Xiaosi Gu, Ph.D., is an associate professor at UT Dallas and head of the Computational Psychiatry Unit at the Center for BrainHealth. Her recent research received attention from top scientists and praise from the director of NIDA (National Institute on Drug Abuse), Nora Volkow, Ph.D., who said, “The report by Gu et al. in PNAS [Proceedings of the National Academy of Sciences] represents an important step forward…this work illuminates the mechanisms whereby belief can influence nonconscious learned association…”
The study, published in collaboration with scientists from across the U.S. and Europe, investigates the question: In terms of drug abuse, or substance abuse disorder, how much does belief influence the brain’s response to a neuroactive drug?
Why do this study?
If you tell people that they are getting a new effective drug, but actually give them a sugar pill, they typically show some treatment response more than 50% of the time, meaning above chance level. That’s known as the placebo effect. It's very mysterious, but explains why when you take a pill, whether or not the pill is going to work has a lot to do with whether or not you believe in it.
However, it is noteworthy that our finding is related, but is NOT a placebo effect – because we found belief of “no nicotine” can tune down the effect of nicotine, when nicotine is actually present in the brain.
What belief are you testing?
The actual belief is very simple. It’s only about whether or not there is nicotine in the cigarette. We wanted to know: Does believing whether or not there is nicotine in the cigarette change how the brain responds to the substance?
From a tactical research perspective, nicotine, the primary addictive substance in tobacco, is a legal substance that is easily accessible and has a fairly realistic placebo in cigarette form.

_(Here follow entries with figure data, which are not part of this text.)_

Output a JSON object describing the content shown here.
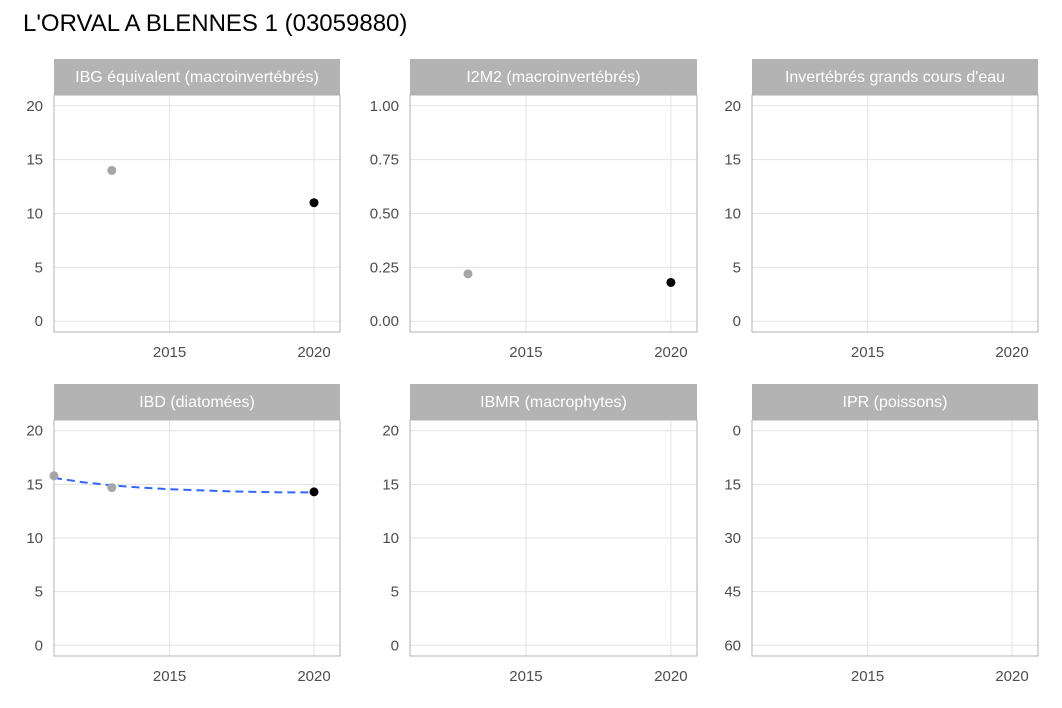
{
  "title": "L'ORVAL A BLENNES 1 (03059880)",
  "colors": {
    "strip_bg": "#b3b3b3",
    "strip_text": "#ffffff",
    "grid": "#e3e3e3",
    "panel_border": "#b3b3b3",
    "point_past": "#a6a6a6",
    "point_latest": "#000000",
    "trend": "#3366ff",
    "tick_text": "#4d4d4d"
  },
  "chart_data": [
    {
      "type": "scatter",
      "title": "IBG équivalent (macroinvertébrés)",
      "xlabel": "",
      "ylabel": "",
      "xlim": [
        2011,
        2020.9
      ],
      "xticks": [
        2015,
        2020
      ],
      "ylim": [
        -1,
        21
      ],
      "yticks": [
        0,
        5,
        10,
        15,
        20
      ],
      "reverse_y": false,
      "points": [
        {
          "x": 2013,
          "y": 14,
          "latest": false
        },
        {
          "x": 2020,
          "y": 11,
          "latest": true
        }
      ],
      "trend": []
    },
    {
      "type": "scatter",
      "title": "I2M2 (macroinvertébrés)",
      "xlabel": "",
      "ylabel": "",
      "xlim": [
        2011,
        2020.9
      ],
      "xticks": [
        2015,
        2020
      ],
      "ylim": [
        -0.05,
        1.05
      ],
      "yticks": [
        "0.00",
        "0.25",
        "0.50",
        "0.75",
        "1.00"
      ],
      "reverse_y": false,
      "points": [
        {
          "x": 2013,
          "y": 0.22,
          "latest": false
        },
        {
          "x": 2020,
          "y": 0.18,
          "latest": true
        }
      ],
      "trend": []
    },
    {
      "type": "scatter",
      "title": "Invertébrés grands cours d'eau",
      "xlabel": "",
      "ylabel": "",
      "xlim": [
        2011,
        2020.9
      ],
      "xticks": [
        2015,
        2020
      ],
      "ylim": [
        -1,
        21
      ],
      "yticks": [
        0,
        5,
        10,
        15,
        20
      ],
      "reverse_y": false,
      "points": [],
      "trend": []
    },
    {
      "type": "scatter",
      "title": "IBD (diatomées)",
      "xlabel": "",
      "ylabel": "",
      "xlim": [
        2011,
        2020.9
      ],
      "xticks": [
        2015,
        2020
      ],
      "ylim": [
        -1,
        21
      ],
      "yticks": [
        0,
        5,
        10,
        15,
        20
      ],
      "reverse_y": false,
      "points": [
        {
          "x": 2011,
          "y": 15.8,
          "latest": false
        },
        {
          "x": 2013,
          "y": 14.7,
          "latest": false
        },
        {
          "x": 2020,
          "y": 14.3,
          "latest": true
        }
      ],
      "trend": [
        {
          "x": 2011,
          "y": 15.6
        },
        {
          "x": 2012,
          "y": 15.2
        },
        {
          "x": 2013,
          "y": 14.9
        },
        {
          "x": 2014,
          "y": 14.7
        },
        {
          "x": 2015,
          "y": 14.55
        },
        {
          "x": 2016,
          "y": 14.45
        },
        {
          "x": 2017,
          "y": 14.35
        },
        {
          "x": 2018,
          "y": 14.3
        },
        {
          "x": 2019,
          "y": 14.25
        },
        {
          "x": 2020,
          "y": 14.25
        }
      ]
    },
    {
      "type": "scatter",
      "title": "IBMR (macrophytes)",
      "xlabel": "",
      "ylabel": "",
      "xlim": [
        2011,
        2020.9
      ],
      "xticks": [
        2015,
        2020
      ],
      "ylim": [
        -1,
        21
      ],
      "yticks": [
        0,
        5,
        10,
        15,
        20
      ],
      "reverse_y": false,
      "points": [],
      "trend": []
    },
    {
      "type": "scatter",
      "title": "IPR (poissons)",
      "xlabel": "",
      "ylabel": "",
      "xlim": [
        2011,
        2020.9
      ],
      "xticks": [
        2015,
        2020
      ],
      "ylim": [
        -3,
        63
      ],
      "yticks": [
        0,
        15,
        30,
        45,
        60
      ],
      "reverse_y": true,
      "points": [],
      "trend": []
    }
  ]
}
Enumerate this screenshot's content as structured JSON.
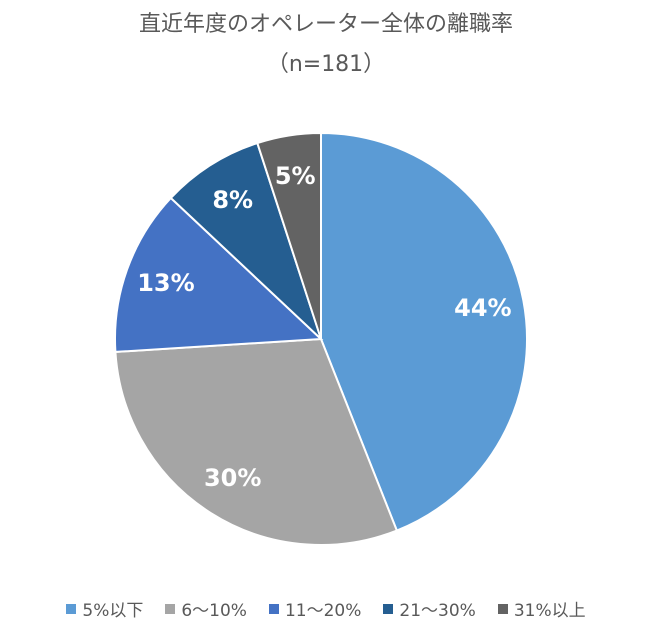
{
  "chart_data": {
    "type": "pie",
    "title": "直近年度のオペレーター全体の離職率",
    "subtitle": "（n=181）",
    "slices": [
      {
        "name": "5%以下",
        "value": 44,
        "label": "44%",
        "color": "#5b9bd5"
      },
      {
        "name": "6〜10%",
        "value": 30,
        "label": "30%",
        "color": "#a5a5a5"
      },
      {
        "name": "11〜20%",
        "value": 13,
        "label": "13%",
        "color": "#4472c4"
      },
      {
        "name": "21〜30%",
        "value": 8,
        "label": "8%",
        "color": "#255e91"
      },
      {
        "name": "31%以上",
        "value": 5,
        "label": "5%",
        "color": "#636363"
      }
    ],
    "legend_position": "bottom"
  }
}
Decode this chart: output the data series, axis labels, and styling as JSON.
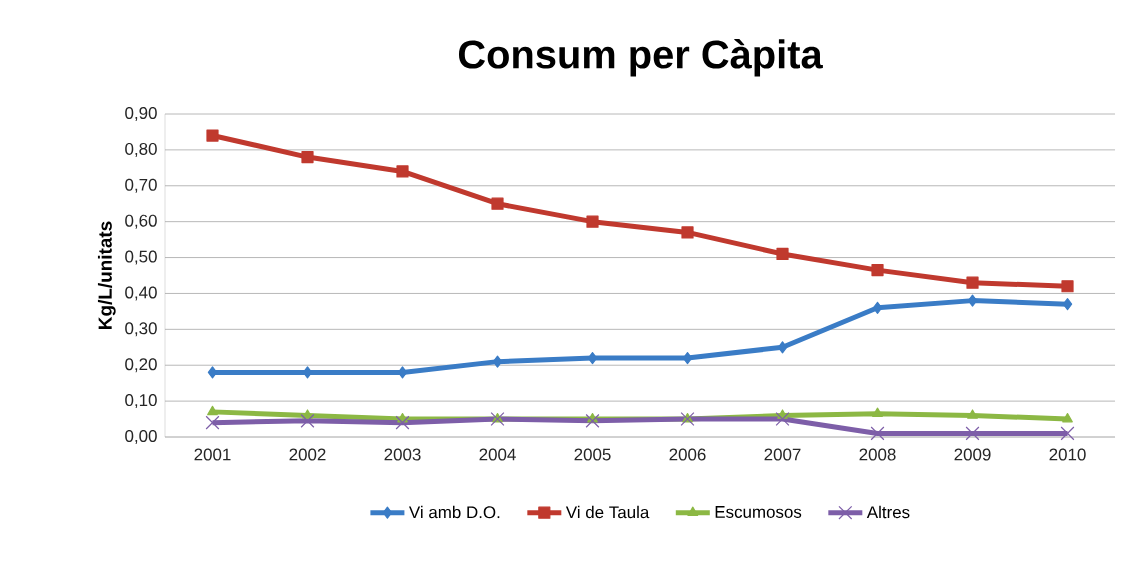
{
  "chart_data": {
    "type": "line",
    "title": "Consum per Càpita",
    "ylabel": "Kg/L/unitats",
    "categories": [
      "2001",
      "2002",
      "2003",
      "2004",
      "2005",
      "2006",
      "2007",
      "2008",
      "2009",
      "2010"
    ],
    "series": [
      {
        "name": "Vi amb D.O.",
        "color": "#3a7cc6",
        "marker": "diamond",
        "values": [
          0.18,
          0.18,
          0.18,
          0.21,
          0.22,
          0.22,
          0.25,
          0.36,
          0.38,
          0.37
        ]
      },
      {
        "name": "Vi de Taula",
        "color": "#c0392e",
        "marker": "square",
        "values": [
          0.84,
          0.78,
          0.74,
          0.65,
          0.6,
          0.57,
          0.51,
          0.465,
          0.43,
          0.42
        ]
      },
      {
        "name": "Escumosos",
        "color": "#8cb844",
        "marker": "triangle",
        "values": [
          0.07,
          0.06,
          0.05,
          0.05,
          0.05,
          0.05,
          0.06,
          0.065,
          0.06,
          0.05
        ]
      },
      {
        "name": "Altres",
        "color": "#7d5ea8",
        "marker": "cross",
        "values": [
          0.04,
          0.045,
          0.04,
          0.05,
          0.045,
          0.05,
          0.05,
          0.01,
          0.01,
          0.01
        ]
      }
    ],
    "ylim": [
      0,
      0.9
    ],
    "yticks": [
      {
        "value": 0,
        "label": "0,00"
      },
      {
        "value": 0.1,
        "label": "0,10"
      },
      {
        "value": 0.2,
        "label": "0,20"
      },
      {
        "value": 0.3,
        "label": "0,30"
      },
      {
        "value": 0.4,
        "label": "0,40"
      },
      {
        "value": 0.5,
        "label": "0,50"
      },
      {
        "value": 0.6,
        "label": "0,60"
      },
      {
        "value": 0.7,
        "label": "0,70"
      },
      {
        "value": 0.8,
        "label": "0,80"
      },
      {
        "value": 0.9,
        "label": "0,90"
      }
    ],
    "grid": "y",
    "legend": "bottom",
    "line_style": "solid"
  }
}
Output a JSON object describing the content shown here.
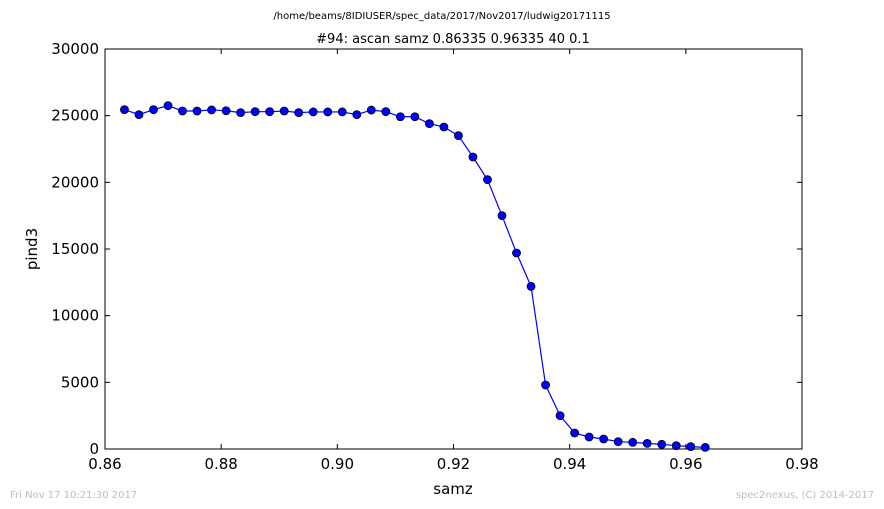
{
  "page": {
    "suptitle": "/home/beams/8IDIUSER/spec_data/2017/Nov2017/ludwig20171115",
    "footer_left": "Fri Nov 17 10:21:30 2017",
    "footer_right": "spec2nexus, (C) 2014-2017"
  },
  "chart_data": {
    "type": "line",
    "title": "#94: ascan  samz 0.86335 0.96335  40 0.1",
    "xlabel": "samz",
    "ylabel": "pind3",
    "xlim": [
      0.86,
      0.98
    ],
    "ylim": [
      0,
      30000
    ],
    "xticks": [
      0.86,
      0.88,
      0.9,
      0.92,
      0.94,
      0.96,
      0.98
    ],
    "xtick_labels": [
      "0.86",
      "0.88",
      "0.90",
      "0.92",
      "0.94",
      "0.96",
      "0.98"
    ],
    "yticks": [
      0,
      5000,
      10000,
      15000,
      20000,
      25000,
      30000
    ],
    "ytick_labels": [
      "0",
      "5000",
      "10000",
      "15000",
      "20000",
      "25000",
      "30000"
    ],
    "grid": false,
    "marker": "circle",
    "color": "#0000ff",
    "x": [
      0.86335,
      0.86585,
      0.86835,
      0.87085,
      0.87335,
      0.87585,
      0.87835,
      0.88085,
      0.88335,
      0.88585,
      0.88835,
      0.89085,
      0.89335,
      0.89585,
      0.89835,
      0.90085,
      0.90335,
      0.90585,
      0.90835,
      0.91085,
      0.91335,
      0.91585,
      0.91835,
      0.92085,
      0.92335,
      0.92585,
      0.92835,
      0.93085,
      0.93335,
      0.93585,
      0.93835,
      0.94085,
      0.94335,
      0.94585,
      0.94835,
      0.95085,
      0.95335,
      0.95585,
      0.95835,
      0.96085,
      0.96335
    ],
    "y": [
      25450,
      25080,
      25450,
      25750,
      25350,
      25350,
      25430,
      25370,
      25230,
      25300,
      25300,
      25350,
      25230,
      25280,
      25280,
      25280,
      25080,
      25420,
      25300,
      24920,
      24920,
      24400,
      24150,
      23500,
      21900,
      20200,
      17500,
      14700,
      12200,
      4800,
      2500,
      1200,
      900,
      750,
      550,
      500,
      420,
      350,
      250,
      180,
      120
    ]
  }
}
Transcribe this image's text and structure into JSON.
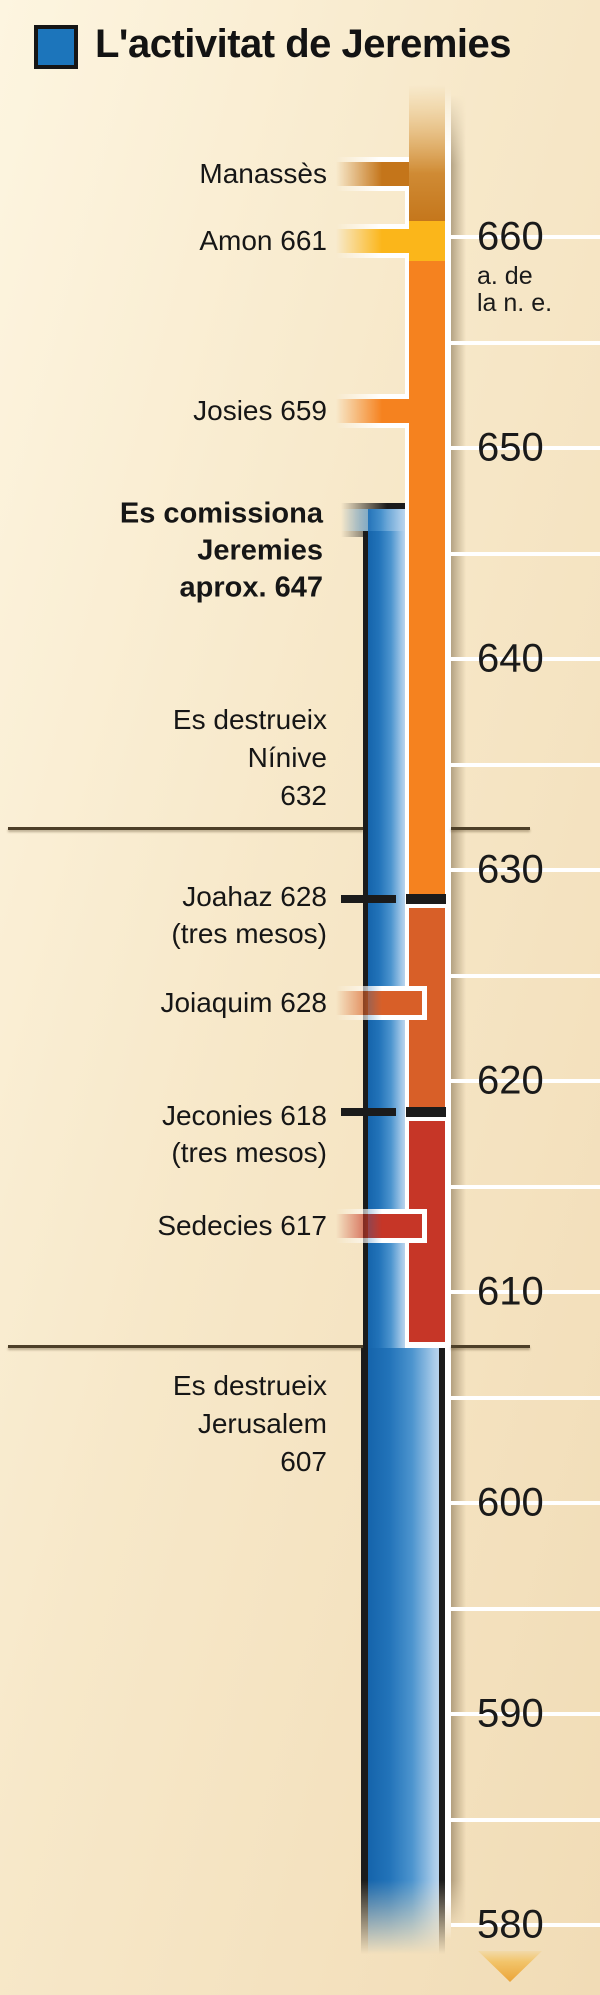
{
  "title": {
    "text": "L'activitat de Jeremies",
    "swatch_color": "#1C75BB"
  },
  "era_note": {
    "line1": "a. de",
    "line2": "la n. e."
  },
  "chart_data": {
    "type": "timeline",
    "title": "L'activitat de Jeremies",
    "orientation": "vertical, years BCE descending",
    "axis": {
      "top_year": 660,
      "bottom_year": 580,
      "tick_interval": 10,
      "grid_interval": 5,
      "era_label": "a. de la n. e.",
      "tick_years": [
        660,
        650,
        640,
        630,
        620,
        610,
        600,
        590,
        580
      ]
    },
    "jeremiah": {
      "label_lines": [
        "Es comissiona",
        "Jeremies",
        "aprox. 647"
      ],
      "start_year_approx": 647,
      "color": "#2273B9",
      "continues_below_axis": true
    },
    "kings": [
      {
        "id": "manasses",
        "label": "Manassès",
        "end_year": 661,
        "color": "#C4751A"
      },
      {
        "id": "amon",
        "label": "Amon 661",
        "start_year": 661,
        "end_year": 659,
        "color": "#FBB61A"
      },
      {
        "id": "josies",
        "label": "Josies 659",
        "start_year": 659,
        "end_year": 628,
        "color": "#F5821F"
      },
      {
        "id": "joahaz",
        "label": "Joahaz 628",
        "note": "(tres mesos)",
        "start_year": 628,
        "color": "#1B1B1B"
      },
      {
        "id": "joiaquim",
        "label": "Joiaquim 628",
        "start_year": 628,
        "end_year": 618,
        "color": "#D85F28"
      },
      {
        "id": "jeconies",
        "label": "Jeconies 618",
        "note": "(tres mesos)",
        "start_year": 618,
        "color": "#1B1B1B"
      },
      {
        "id": "sedecies",
        "label": "Sedecies 617",
        "start_year": 617,
        "end_year": 607,
        "color": "#C63627"
      }
    ],
    "events": [
      {
        "id": "ninive",
        "label_lines": [
          "Es destrueix",
          "Nínive",
          "632"
        ],
        "year": 632
      },
      {
        "id": "jerusalem",
        "label_lines": [
          "Es destrueix",
          "Jerusalem",
          "607"
        ],
        "year": 607
      }
    ]
  }
}
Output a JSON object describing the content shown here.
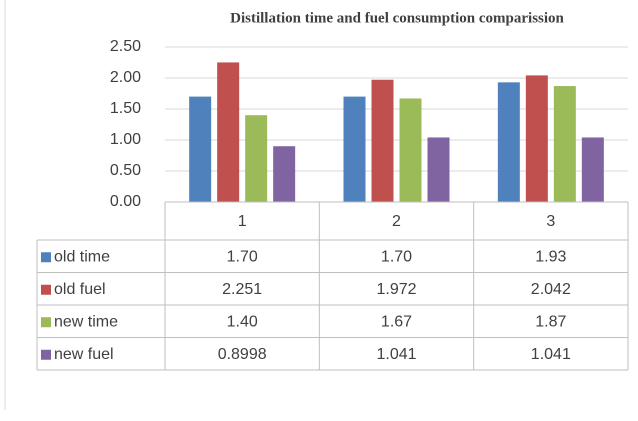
{
  "chart_data": {
    "type": "bar",
    "title": "Distillation time and fuel consumption comparission",
    "categories": [
      "1",
      "2",
      "3"
    ],
    "series": [
      {
        "name": "old time",
        "color": "#4f81bd",
        "values": [
          1.7,
          1.7,
          1.93
        ],
        "value_labels": [
          "1.70",
          "1.70",
          "1.93"
        ]
      },
      {
        "name": "old fuel",
        "color": "#c0504d",
        "values": [
          2.251,
          1.972,
          2.042
        ]
      },
      {
        "name": "new time",
        "color": "#9bbb59",
        "values": [
          1.4,
          1.67,
          1.87
        ],
        "value_labels": [
          "1.40",
          "1.67",
          "1.87"
        ]
      },
      {
        "name": "new fuel",
        "color": "#8064a2",
        "values": [
          0.8998,
          1.041,
          1.041
        ]
      }
    ],
    "ylim": [
      0,
      2.5
    ],
    "yticks": [
      {
        "value": 0,
        "label": "0.00"
      },
      {
        "value": 0.5,
        "label": "0.50"
      },
      {
        "value": 1,
        "label": "1.00"
      },
      {
        "value": 1.5,
        "label": "1.50"
      },
      {
        "value": 2,
        "label": "2.00"
      },
      {
        "value": 2.5,
        "label": "2.50"
      }
    ],
    "grid": true
  }
}
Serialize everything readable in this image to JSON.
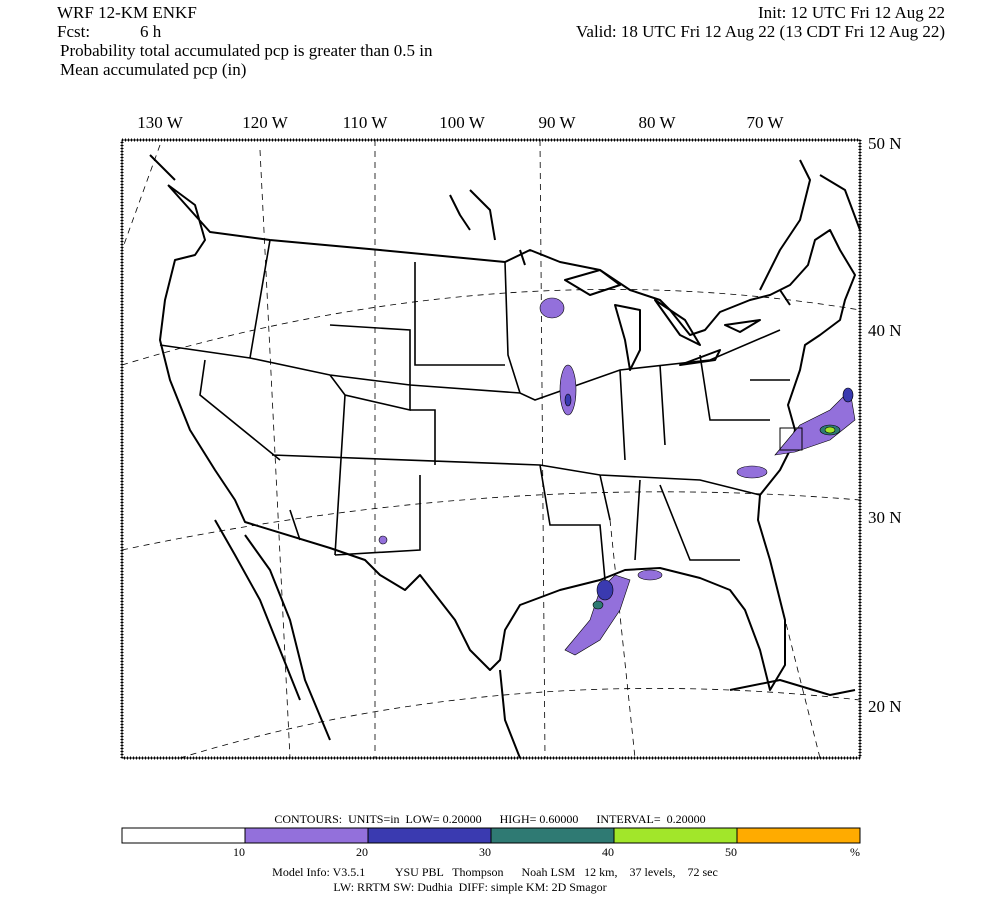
{
  "header": {
    "model": "WRF 12-KM ENKF",
    "init": "Init: 12 UTC Fri 12 Aug 22",
    "fcst_label": "Fcst:",
    "fcst_value": "6 h",
    "valid": "Valid: 18 UTC Fri 12 Aug 22 (13 CDT Fri 12 Aug 22)",
    "line3": "Probability total accumulated pcp is greater than 0.5 in",
    "line4": "Mean accumulated pcp (in)"
  },
  "map": {
    "lon_labels": [
      "130 W",
      "120 W",
      "110 W",
      "100 W",
      "90 W",
      "80 W",
      "70 W"
    ],
    "lat_labels": [
      "50 N",
      "40 N",
      "30 N",
      "20 N"
    ]
  },
  "legend": {
    "contours": "CONTOURS:  UNITS=in  LOW= 0.20000      HIGH= 0.60000      INTERVAL=  0.20000",
    "colors": [
      "#ffffff",
      "#9370db",
      "#3a3ab0",
      "#2f7a73",
      "#a2e62a",
      "#ffab00"
    ],
    "labels": [
      "10",
      "20",
      "30",
      "40",
      "50"
    ],
    "unit": "%"
  },
  "footer": {
    "line1": "Model Info: V3.5.1          YSU PBL   Thompson      Noah LSM   12 km,    37 levels,    72 sec",
    "line2": "LW: RRTM SW: Dudhia  DIFF: simple KM: 2D Smagor"
  }
}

How do you test the brain’s response?
All study participants, people who had smoked at least a half a pack of cigarettes a day for the last seven years, visited the lab on four different occasions. Each time they underwent an fMRI scan, but each time it was under a different condition:
They were told they were given a nicotine cigarette but received placebo;
They were told they were given a placebo but received a nicotine cigarette;
They were told they were given a nicotine cigarette and received nicotine;
They were told they were given a placebo and received placebo.
Our study looked at the brain’s reward processing system. Using functional magnetic resonance (fMRI) imaging, we can indirectly measure dopamine, the neurotransmitter in the brain’s reward system that regulates emotion, motivation and that nice, satisfying feeling related to natural rewards like food, sex, music or money.
What were you expecting to see in the brain?
We expected the reward system to light up with dopamine when the study participants smoked nicotine cigarettes, regardless of their belief.
What did you find?
Even if they were smoking a real cigarette but they believed that it did not contain nicotine, their reward system did not respond.
It’s a very unexpected result. We did not anticipate belief would have this strong of an effect. We expected the nicotine group to show some reward response in the imaging data despite how they believed, but very surprisingly we did not see anything at all.
Are these findings controversial?
These findings drastically contrast with conventional neuroscience ideas about nicotine that focus on the molecular level and show the advantage of studying human participants. We were able to see a ‘top down’ effect that could never be modeled with rodents. We were able to study very high-level and abstract computational systems because we could ask people what they thought, and we could manipulate what they thought. This approach offers important ecological validity, because we know that in drug addiction these abstract beliefs play a very important role.
What’s the take-away message?
These results suggest that for drugs to have an effect on you, you also need to believe that they are going to have an effect.